What is the context window of Accounts Fireworks Models GPT Oss 20B versus OpenAI GPT Oss 20B 1.0?

Accounts Fireworks Models GPT Oss 20B supports up to 131,072 tokens of context. OpenAI GPT Oss 20B 1.0 supports up to 128,000 tokens. Accounts Fireworks Models GPT Oss 20B has the larger window by a factor of 1.0x, which matters for long-document RAG, multi-turn agent sessions, and tasks that need to keep an entire codebase in working memory.

Do Accounts Fireworks Models GPT Oss 20B and OpenAI GPT Oss 20B 1.0 both support tool calling?

Yes — both Accounts Fireworks Models GPT Oss 20B and OpenAI GPT Oss 20B 1.0 support native function calling. Both also support structured output via JSON schema, so an agent can be ported between them with the same tool definitions.
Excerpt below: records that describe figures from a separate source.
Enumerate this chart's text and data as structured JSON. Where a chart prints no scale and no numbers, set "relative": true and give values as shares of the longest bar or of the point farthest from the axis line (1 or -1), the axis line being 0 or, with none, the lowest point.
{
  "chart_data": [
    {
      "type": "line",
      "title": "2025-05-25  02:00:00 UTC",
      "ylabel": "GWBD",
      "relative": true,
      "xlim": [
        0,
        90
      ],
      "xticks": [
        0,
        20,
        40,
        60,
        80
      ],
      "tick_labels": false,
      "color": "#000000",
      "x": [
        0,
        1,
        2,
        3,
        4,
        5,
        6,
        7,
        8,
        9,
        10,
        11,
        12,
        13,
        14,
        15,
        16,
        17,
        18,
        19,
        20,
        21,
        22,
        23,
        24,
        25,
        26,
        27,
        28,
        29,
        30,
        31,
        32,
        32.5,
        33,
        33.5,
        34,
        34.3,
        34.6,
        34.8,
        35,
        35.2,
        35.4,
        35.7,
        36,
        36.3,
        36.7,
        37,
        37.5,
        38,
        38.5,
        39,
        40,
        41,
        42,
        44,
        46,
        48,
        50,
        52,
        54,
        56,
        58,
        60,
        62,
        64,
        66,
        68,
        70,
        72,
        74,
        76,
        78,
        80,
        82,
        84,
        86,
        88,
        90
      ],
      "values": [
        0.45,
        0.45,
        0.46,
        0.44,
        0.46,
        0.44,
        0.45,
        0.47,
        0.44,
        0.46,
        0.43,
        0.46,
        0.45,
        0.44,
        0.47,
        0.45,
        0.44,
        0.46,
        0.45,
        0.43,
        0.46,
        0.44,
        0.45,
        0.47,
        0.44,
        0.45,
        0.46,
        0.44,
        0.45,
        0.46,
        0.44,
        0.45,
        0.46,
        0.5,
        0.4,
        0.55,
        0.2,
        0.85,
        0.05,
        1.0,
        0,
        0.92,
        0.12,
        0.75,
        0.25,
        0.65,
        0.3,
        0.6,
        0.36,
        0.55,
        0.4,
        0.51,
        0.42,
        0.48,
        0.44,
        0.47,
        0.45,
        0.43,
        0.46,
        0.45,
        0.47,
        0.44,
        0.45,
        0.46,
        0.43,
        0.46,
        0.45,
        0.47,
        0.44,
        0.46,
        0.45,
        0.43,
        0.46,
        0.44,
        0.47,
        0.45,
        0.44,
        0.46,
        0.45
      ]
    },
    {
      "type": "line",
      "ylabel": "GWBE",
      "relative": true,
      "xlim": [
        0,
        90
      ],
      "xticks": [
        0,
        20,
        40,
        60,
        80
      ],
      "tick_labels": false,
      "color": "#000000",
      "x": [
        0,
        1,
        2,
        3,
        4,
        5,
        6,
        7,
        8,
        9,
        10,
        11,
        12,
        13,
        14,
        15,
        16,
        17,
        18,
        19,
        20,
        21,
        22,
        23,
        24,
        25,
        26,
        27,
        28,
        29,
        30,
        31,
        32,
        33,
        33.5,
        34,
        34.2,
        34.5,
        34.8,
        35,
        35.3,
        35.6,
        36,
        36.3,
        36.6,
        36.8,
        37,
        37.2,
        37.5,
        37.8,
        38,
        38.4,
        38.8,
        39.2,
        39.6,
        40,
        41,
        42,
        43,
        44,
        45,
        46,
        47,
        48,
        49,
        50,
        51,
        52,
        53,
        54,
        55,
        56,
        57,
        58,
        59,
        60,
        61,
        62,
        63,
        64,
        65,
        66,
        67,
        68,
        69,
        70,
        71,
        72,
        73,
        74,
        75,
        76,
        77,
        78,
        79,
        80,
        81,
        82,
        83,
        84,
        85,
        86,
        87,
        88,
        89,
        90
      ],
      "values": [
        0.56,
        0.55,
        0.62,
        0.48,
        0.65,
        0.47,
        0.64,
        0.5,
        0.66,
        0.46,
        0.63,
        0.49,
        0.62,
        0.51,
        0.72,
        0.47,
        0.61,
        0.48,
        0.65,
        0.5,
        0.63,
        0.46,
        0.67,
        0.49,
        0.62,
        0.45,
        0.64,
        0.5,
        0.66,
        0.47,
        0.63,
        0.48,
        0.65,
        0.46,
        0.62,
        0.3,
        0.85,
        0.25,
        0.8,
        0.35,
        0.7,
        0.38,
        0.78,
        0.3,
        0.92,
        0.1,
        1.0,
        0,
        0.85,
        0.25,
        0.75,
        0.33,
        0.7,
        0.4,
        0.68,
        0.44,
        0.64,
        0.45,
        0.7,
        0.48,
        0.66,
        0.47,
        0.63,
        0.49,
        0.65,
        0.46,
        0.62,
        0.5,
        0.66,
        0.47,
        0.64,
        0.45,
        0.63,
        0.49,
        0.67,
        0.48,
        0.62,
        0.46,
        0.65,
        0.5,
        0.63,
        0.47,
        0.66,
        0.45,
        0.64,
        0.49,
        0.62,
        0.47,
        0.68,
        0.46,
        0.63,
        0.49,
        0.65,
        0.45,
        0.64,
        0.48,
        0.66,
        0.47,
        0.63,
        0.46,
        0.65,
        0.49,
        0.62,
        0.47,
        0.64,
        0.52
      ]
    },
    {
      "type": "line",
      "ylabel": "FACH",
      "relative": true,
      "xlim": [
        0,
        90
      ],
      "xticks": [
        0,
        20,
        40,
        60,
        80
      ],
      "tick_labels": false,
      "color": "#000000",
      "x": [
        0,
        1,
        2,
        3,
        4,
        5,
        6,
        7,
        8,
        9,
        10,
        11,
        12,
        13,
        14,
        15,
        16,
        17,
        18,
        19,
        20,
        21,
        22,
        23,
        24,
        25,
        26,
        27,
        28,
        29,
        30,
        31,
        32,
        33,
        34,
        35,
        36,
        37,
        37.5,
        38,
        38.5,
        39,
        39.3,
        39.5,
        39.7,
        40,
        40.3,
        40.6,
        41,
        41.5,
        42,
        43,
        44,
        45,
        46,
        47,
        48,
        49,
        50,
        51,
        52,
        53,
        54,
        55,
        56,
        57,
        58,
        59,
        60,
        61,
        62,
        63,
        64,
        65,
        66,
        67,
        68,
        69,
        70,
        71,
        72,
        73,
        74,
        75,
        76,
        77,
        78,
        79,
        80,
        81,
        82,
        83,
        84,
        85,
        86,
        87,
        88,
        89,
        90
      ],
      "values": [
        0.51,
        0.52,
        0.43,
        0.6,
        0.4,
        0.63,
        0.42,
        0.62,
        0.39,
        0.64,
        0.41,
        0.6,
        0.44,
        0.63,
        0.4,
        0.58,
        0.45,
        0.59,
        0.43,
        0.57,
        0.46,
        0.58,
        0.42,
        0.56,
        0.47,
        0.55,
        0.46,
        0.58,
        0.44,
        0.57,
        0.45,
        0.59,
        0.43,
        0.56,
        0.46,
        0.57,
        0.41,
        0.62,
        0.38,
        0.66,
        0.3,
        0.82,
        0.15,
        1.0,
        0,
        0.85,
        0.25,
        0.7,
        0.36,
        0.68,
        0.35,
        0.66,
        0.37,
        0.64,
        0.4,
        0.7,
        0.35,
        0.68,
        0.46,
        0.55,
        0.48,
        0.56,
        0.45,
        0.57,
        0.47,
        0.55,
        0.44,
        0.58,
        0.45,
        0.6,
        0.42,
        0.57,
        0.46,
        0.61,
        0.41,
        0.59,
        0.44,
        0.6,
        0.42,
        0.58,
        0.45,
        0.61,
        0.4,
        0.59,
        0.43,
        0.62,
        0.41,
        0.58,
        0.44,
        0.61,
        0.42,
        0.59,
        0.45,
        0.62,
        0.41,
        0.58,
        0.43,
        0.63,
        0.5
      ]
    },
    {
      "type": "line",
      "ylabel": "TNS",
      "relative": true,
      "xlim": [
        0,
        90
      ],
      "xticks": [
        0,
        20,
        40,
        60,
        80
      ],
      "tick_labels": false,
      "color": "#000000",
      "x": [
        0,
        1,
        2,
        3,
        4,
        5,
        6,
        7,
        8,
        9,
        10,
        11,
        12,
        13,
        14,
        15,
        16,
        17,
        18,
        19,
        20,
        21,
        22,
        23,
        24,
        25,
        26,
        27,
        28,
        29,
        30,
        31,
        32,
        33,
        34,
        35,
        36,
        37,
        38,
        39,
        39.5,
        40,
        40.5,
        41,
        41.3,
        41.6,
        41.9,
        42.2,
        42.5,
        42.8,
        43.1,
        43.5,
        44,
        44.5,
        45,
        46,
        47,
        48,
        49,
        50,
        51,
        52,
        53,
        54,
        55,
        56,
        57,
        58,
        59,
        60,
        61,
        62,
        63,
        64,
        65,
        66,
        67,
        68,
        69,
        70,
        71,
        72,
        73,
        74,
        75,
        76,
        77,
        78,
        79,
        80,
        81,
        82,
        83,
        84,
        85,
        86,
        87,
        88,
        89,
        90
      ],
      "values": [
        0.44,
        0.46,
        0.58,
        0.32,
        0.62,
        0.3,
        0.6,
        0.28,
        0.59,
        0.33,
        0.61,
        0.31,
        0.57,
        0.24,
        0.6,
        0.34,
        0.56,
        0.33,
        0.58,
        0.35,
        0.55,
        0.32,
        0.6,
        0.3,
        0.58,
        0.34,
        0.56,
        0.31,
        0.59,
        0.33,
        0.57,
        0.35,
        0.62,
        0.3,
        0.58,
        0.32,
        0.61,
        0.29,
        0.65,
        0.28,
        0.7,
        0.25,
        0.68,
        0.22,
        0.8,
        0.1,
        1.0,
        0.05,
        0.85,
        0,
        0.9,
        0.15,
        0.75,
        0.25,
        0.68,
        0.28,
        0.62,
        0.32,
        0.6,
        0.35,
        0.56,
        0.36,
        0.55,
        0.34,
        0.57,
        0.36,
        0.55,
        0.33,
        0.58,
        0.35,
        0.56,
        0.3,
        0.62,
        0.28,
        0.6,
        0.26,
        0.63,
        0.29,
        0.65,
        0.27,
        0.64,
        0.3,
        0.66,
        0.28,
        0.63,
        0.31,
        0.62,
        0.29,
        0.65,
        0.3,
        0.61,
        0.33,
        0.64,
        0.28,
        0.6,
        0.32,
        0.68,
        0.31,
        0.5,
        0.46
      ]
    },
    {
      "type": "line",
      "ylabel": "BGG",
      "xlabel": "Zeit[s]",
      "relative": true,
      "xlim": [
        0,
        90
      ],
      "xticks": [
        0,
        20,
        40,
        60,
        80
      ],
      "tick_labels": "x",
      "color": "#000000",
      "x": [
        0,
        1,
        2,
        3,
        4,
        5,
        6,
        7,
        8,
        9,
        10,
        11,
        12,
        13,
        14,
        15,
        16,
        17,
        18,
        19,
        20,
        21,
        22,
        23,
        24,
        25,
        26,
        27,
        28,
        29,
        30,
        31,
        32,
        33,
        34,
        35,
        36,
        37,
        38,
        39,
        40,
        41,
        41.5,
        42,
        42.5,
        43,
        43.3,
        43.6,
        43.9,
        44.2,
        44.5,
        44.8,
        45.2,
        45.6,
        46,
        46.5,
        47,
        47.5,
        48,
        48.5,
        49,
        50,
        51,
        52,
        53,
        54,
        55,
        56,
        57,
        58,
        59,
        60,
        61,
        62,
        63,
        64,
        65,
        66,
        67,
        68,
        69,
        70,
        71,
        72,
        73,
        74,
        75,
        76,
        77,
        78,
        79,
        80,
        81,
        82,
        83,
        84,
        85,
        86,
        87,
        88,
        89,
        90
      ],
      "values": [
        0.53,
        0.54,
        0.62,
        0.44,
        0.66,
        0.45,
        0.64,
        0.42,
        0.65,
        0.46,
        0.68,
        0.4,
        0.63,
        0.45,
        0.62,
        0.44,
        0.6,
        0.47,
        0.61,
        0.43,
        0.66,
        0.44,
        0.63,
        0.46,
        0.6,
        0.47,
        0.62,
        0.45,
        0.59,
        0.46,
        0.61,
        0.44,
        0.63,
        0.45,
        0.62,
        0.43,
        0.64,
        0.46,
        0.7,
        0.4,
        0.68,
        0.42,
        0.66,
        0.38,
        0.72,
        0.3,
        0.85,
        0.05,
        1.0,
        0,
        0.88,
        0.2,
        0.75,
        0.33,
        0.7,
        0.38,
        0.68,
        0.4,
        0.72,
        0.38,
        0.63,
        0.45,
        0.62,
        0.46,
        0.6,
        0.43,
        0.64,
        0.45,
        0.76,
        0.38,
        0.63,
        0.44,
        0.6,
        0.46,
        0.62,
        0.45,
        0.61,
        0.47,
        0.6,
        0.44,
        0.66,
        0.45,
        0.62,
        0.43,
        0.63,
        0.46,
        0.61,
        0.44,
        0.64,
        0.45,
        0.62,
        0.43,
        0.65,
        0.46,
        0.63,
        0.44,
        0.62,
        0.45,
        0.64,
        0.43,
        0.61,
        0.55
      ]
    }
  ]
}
How do I A/B test Accounts Fireworks Models GPT Oss 20B against OpenAI GPT Oss 20B 1.0 in production?

Route both through an OpenAI-compatible gateway like Future AGI Agent Command Center with shadow mode enabled. Send 100% of traffic to your primary model, mirror 10–20% to the candidate, score every response with an evaluator (faithfulness, tool-call correctness, response time), and compare cohort-level metrics for two weeks. Switch when the candidate wins on the metrics that matter to your workload and stays within your latency budget.